2008-12-13 00:31:54 | 和物
 空港の本屋で『1973年のピンボール』を見つけた時から、この本を読むのは必然だった。次に飛行機に乗った時、伊丹空港からバスで京都に行き、最初に入った本屋で買った。巻末に、1979年5月とあった。30年と5ヶ月と半月前。最初に読んだのが文庫本だったから、この時読んだわけじゃない。それでも、同僚の女性が、この頃はまだ生れて半年で、はいはいしていたということに気がついたりすると、まいったなぁって気分になる。
 「僕」は鼠の友達で、ジェイズ・バーに通う。沢山ビールを飲み、煙草を吸い、右手の指が4本しかない女の子と知り合い、おまけに彼女は双子の片割れ。鼠は本を読まない筈だったのに、本を書こうとしており、やっぱりビールを飲み、ジェイズ・バーに通う。
 「僕」の車には、何故か牛の絵が描いてあり、それは前の持ち主が描いたらしい。それでも「僕」は大学で動物について学び、沢山の犬猫を解剖し、牛の胃に入っていた草を持っている。
 村上春樹という人は、やっぱり凄いと思う。とてもシンプルに、とても深遠な世界を描き、ぐいぐい読ませて、何が分かったんだろう。うん、純文学っていうのはこういうもんだ。☆☆☆☆☆。

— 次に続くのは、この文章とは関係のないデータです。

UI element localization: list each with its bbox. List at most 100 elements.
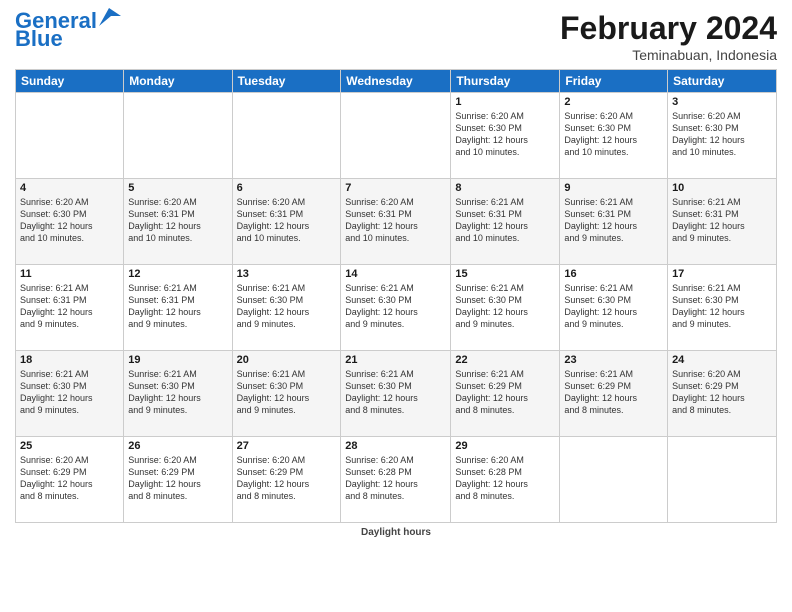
day-info: Sunrise: 6:21 AM Sunset: 6:30 PM Dayligh… xyxy=(455,282,555,331)
calendar-header-row: SundayMondayTuesdayWednesdayThursdayFrid… xyxy=(16,70,777,93)
day-number: 3 xyxy=(672,96,772,108)
calendar-day-cell xyxy=(560,437,668,523)
calendar-day-cell: 19 Sunrise: 6:21 AM Sunset: 6:30 PM Dayli… xyxy=(124,351,232,437)
calendar-week-row: 11 Sunrise: 6:21 AM Sunset: 6:31 PM Dayli… xyxy=(16,265,777,351)
day-number: 22 xyxy=(455,354,555,366)
calendar-day-cell: 4 Sunrise: 6:20 AM Sunset: 6:30 PM Daylig… xyxy=(16,179,124,265)
day-number: 17 xyxy=(672,268,772,280)
calendar-day-cell xyxy=(16,93,124,179)
calendar-day-cell: 26Sunrise: 6:20 AM Sunset: 6:29 PM Dayli… xyxy=(124,437,232,523)
day-number: 13 xyxy=(237,268,337,280)
calendar-week-row: 4 Sunrise: 6:20 AM Sunset: 6:30 PM Daylig… xyxy=(16,179,777,265)
page: General Blue February 2024 Teminabuan, I… xyxy=(0,0,792,612)
day-number: 11 xyxy=(20,268,119,280)
calendar-day-cell: 25Sunrise: 6:20 AM Sunset: 6:29 PM Dayli… xyxy=(16,437,124,523)
logo: General Blue xyxy=(15,10,121,50)
calendar-day-cell xyxy=(124,93,232,179)
calendar-week-row: 1 Sunrise: 6:20 AM Sunset: 6:30 PM Daylig… xyxy=(16,93,777,179)
title-section: February 2024 Teminabuan, Indonesia xyxy=(560,10,777,63)
day-info: Sunrise: 6:21 AM Sunset: 6:30 PM Dayligh… xyxy=(237,368,337,417)
calendar-week-row: 25Sunrise: 6:20 AM Sunset: 6:29 PM Dayli… xyxy=(16,437,777,523)
day-number: 7 xyxy=(345,182,446,194)
calendar-day-cell xyxy=(232,93,341,179)
day-info: Sunrise: 6:21 AM Sunset: 6:30 PM Dayligh… xyxy=(20,368,119,417)
day-info: Sunrise: 6:21 AM Sunset: 6:31 PM Dayligh… xyxy=(564,196,663,245)
calendar-day-cell: 14 Sunrise: 6:21 AM Sunset: 6:30 PM Dayli… xyxy=(341,265,451,351)
day-number: 2 xyxy=(564,96,663,108)
day-number: 18 xyxy=(20,354,119,366)
calendar-day-cell: 20 Sunrise: 6:21 AM Sunset: 6:30 PM Dayli… xyxy=(232,351,341,437)
calendar-day-cell: 15 Sunrise: 6:21 AM Sunset: 6:30 PM Dayli… xyxy=(451,265,560,351)
day-info: Sunrise: 6:21 AM Sunset: 6:30 PM Dayligh… xyxy=(672,282,772,331)
calendar-day-cell: 3 Sunrise: 6:20 AM Sunset: 6:30 PM Daylig… xyxy=(668,93,777,179)
calendar-day-header: Wednesday xyxy=(341,70,451,93)
day-number: 21 xyxy=(345,354,446,366)
day-info: Sunrise: 6:20 AM Sunset: 6:29 PM Dayligh… xyxy=(20,454,119,503)
day-number: 24 xyxy=(672,354,772,366)
day-number: 16 xyxy=(564,268,663,280)
calendar-day-cell: 8Sunrise: 6:21 AM Sunset: 6:31 PM Daylig… xyxy=(451,179,560,265)
logo-bird-icon xyxy=(99,8,121,26)
calendar-day-header: Tuesday xyxy=(232,70,341,93)
day-info: Sunrise: 6:20 AM Sunset: 6:31 PM Dayligh… xyxy=(345,196,446,245)
calendar-day-header: Monday xyxy=(124,70,232,93)
day-number: 12 xyxy=(128,268,227,280)
day-info: Sunrise: 6:21 AM Sunset: 6:29 PM Dayligh… xyxy=(455,368,555,417)
day-info: Sunrise: 6:20 AM Sunset: 6:30 PM Dayligh… xyxy=(455,110,555,159)
day-info: Sunrise: 6:20 AM Sunset: 6:29 PM Dayligh… xyxy=(237,454,337,503)
day-info: Sunrise: 6:21 AM Sunset: 6:30 PM Dayligh… xyxy=(564,282,663,331)
day-number: 15 xyxy=(455,268,555,280)
calendar-day-cell: 28Sunrise: 6:20 AM Sunset: 6:28 PM Dayli… xyxy=(341,437,451,523)
day-info: Sunrise: 6:21 AM Sunset: 6:31 PM Dayligh… xyxy=(20,282,119,331)
calendar-day-header: Sunday xyxy=(16,70,124,93)
day-info: Sunrise: 6:21 AM Sunset: 6:29 PM Dayligh… xyxy=(564,368,663,417)
day-number: 19 xyxy=(128,354,227,366)
day-info: Sunrise: 6:21 AM Sunset: 6:30 PM Dayligh… xyxy=(345,368,446,417)
calendar-week-row: 18 Sunrise: 6:21 AM Sunset: 6:30 PM Dayli… xyxy=(16,351,777,437)
day-info: Sunrise: 6:21 AM Sunset: 6:30 PM Dayligh… xyxy=(345,282,446,331)
day-number: 23 xyxy=(564,354,663,366)
footer-note: Daylight hours xyxy=(15,527,777,538)
day-number: 14 xyxy=(345,268,446,280)
calendar-day-cell: 9Sunrise: 6:21 AM Sunset: 6:31 PM Daylig… xyxy=(560,179,668,265)
day-info: Sunrise: 6:21 AM Sunset: 6:30 PM Dayligh… xyxy=(237,282,337,331)
calendar-day-cell: 13 Sunrise: 6:21 AM Sunset: 6:30 PM Dayli… xyxy=(232,265,341,351)
calendar-day-cell: 1 Sunrise: 6:20 AM Sunset: 6:30 PM Daylig… xyxy=(451,93,560,179)
calendar-day-cell: 16 Sunrise: 6:21 AM Sunset: 6:30 PM Dayli… xyxy=(560,265,668,351)
location-subtitle: Teminabuan, Indonesia xyxy=(560,47,777,63)
calendar-day-header: Thursday xyxy=(451,70,560,93)
logo-text-blue: Blue xyxy=(15,28,63,50)
calendar-day-cell: 24 Sunrise: 6:20 AM Sunset: 6:29 PM Dayli… xyxy=(668,351,777,437)
day-number: 20 xyxy=(237,354,337,366)
calendar-day-cell: 7 Sunrise: 6:20 AM Sunset: 6:31 PM Daylig… xyxy=(341,179,451,265)
calendar-day-cell: 27 Sunrise: 6:20 AM Sunset: 6:29 PM Dayli… xyxy=(232,437,341,523)
day-number: 1 xyxy=(455,96,555,108)
day-number: 26 xyxy=(128,440,227,452)
day-info: Sunrise: 6:20 AM Sunset: 6:31 PM Dayligh… xyxy=(237,196,337,245)
daylight-hours-label: Daylight hours xyxy=(361,527,431,538)
day-info: Sunrise: 6:20 AM Sunset: 6:28 PM Dayligh… xyxy=(345,454,446,503)
day-info: Sunrise: 6:20 AM Sunset: 6:30 PM Dayligh… xyxy=(564,110,663,159)
day-number: 4 xyxy=(20,182,119,194)
day-number: 6 xyxy=(237,182,337,194)
day-info: Sunrise: 6:20 AM Sunset: 6:31 PM Dayligh… xyxy=(128,196,227,245)
header: General Blue February 2024 Teminabuan, I… xyxy=(15,10,777,63)
calendar-day-cell: 10Sunrise: 6:21 AM Sunset: 6:31 PM Dayli… xyxy=(668,179,777,265)
calendar: SundayMondayTuesdayWednesdayThursdayFrid… xyxy=(15,69,777,523)
day-info: Sunrise: 6:21 AM Sunset: 6:31 PM Dayligh… xyxy=(128,282,227,331)
calendar-day-header: Friday xyxy=(560,70,668,93)
day-info: Sunrise: 6:21 AM Sunset: 6:30 PM Dayligh… xyxy=(128,368,227,417)
calendar-day-cell xyxy=(668,437,777,523)
calendar-day-cell: 2 Sunrise: 6:20 AM Sunset: 6:30 PM Daylig… xyxy=(560,93,668,179)
calendar-day-cell xyxy=(341,93,451,179)
month-title: February 2024 xyxy=(560,10,777,47)
day-info: Sunrise: 6:20 AM Sunset: 6:29 PM Dayligh… xyxy=(672,368,772,417)
day-info: Sunrise: 6:20 AM Sunset: 6:30 PM Dayligh… xyxy=(20,196,119,245)
day-info: Sunrise: 6:20 AM Sunset: 6:30 PM Dayligh… xyxy=(672,110,772,159)
day-number: 27 xyxy=(237,440,337,452)
calendar-day-cell: 6 Sunrise: 6:20 AM Sunset: 6:31 PM Daylig… xyxy=(232,179,341,265)
calendar-day-cell: 23 Sunrise: 6:21 AM Sunset: 6:29 PM Dayli… xyxy=(560,351,668,437)
day-info: Sunrise: 6:21 AM Sunset: 6:31 PM Dayligh… xyxy=(672,196,772,245)
calendar-day-cell: 18 Sunrise: 6:21 AM Sunset: 6:30 PM Dayli… xyxy=(16,351,124,437)
calendar-day-header: Saturday xyxy=(668,70,777,93)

『ナイチンゲールの沈黙』上・下 海堂 尊 宝島社文庫

2008-12-09 23:25:49 | 和物
 あの『チームバチスタの栄光』の海堂、第二作。歌う看護婦という二重の意味のナイチンゲールが主人公。この人は登場人物の作り方がうまく、どんどん読ませる。謎解きとしてはすごく優れているというのではないが、今回は歌、凄みのある歌、脳、といった仕掛けで読ませる、読ませる。白鳥に加えて加納が登場、病院の看護婦、猫田看護師長などの脇役がとてもいい。アツシもいいね。白鳥などの「論理」というのは少々鼻につくが、どんどん読んでオシマイまで突っ走った。☆☆☆☆。

『腕利き泥棒のためのアムステルダム・ガイド』クリス・イーワン 講談社文庫

2008-12-06 01:26:43 | 洋物
 作者はイングランド生まれ、主人公もイングランド生まれのミステリー小説作家で兼泥棒。アムステルダムで小説を書いていたが、泥棒を依頼される。どうも小説よりも泥棒の腕の方が確からしい。ミステリーは謎解きのポイントとなる鞄(だったかな)がどうしてその場にあるのか、これが解決しないと完成した筈の小説は真の完成を見ない。そこに「見猿、言わ猿、聞か猿」を盗んでくれという依頼。断っておきながら実際には盗みに入る。アムステルダムの街を思い出しながら読んで、ちょっと面白い。まあまあ読めるので時間つぶしにはOK。評価は☆☆☆ほ、くらいかな。

『1973年のピンボール』村上春樹 講談社文庫

2008-12-02 00:56:26 | 番外
 懐かし、懐かしの再読シリーズ。一体どれだけぶりだろう。たまたま空港の本屋で見つけた。持っていた本を読み終わりそうで、かつ厚い本は重いしという時に見つけた。残念だったのは『風の歌を聴け』じゃなかったことかな。主人公、彼は唐突に双子と暮らすことになる。名前も知らないままに。たまに近くのゴルフコースを散歩して、ロストボールを拾う。翻訳の仕事をしながら。もう一人は鼠。一人で暮らす。トライアンフに乗り、ジェイズ・バーでビールを飲む。二人とも煙草を沢山吸って、鼠はビールを飲んで飲酒運転で帰る。かつて読んだのも文庫本。最初に読んだのはいつだったろう。結局、何だか分からないのは相変わらずで、でも主人公二人がついに交わらないので、やっぱり『風の…』を読み直してから読むんだったかなと思う。ピンボールに再会し、話しただけで帰る。そういえば、高校時代、学校帰りにラーメンを食べ、ピンボールで遊んで帰った。そんなんやこんなんで、昔を思い出したということもあり☆☆☆☆。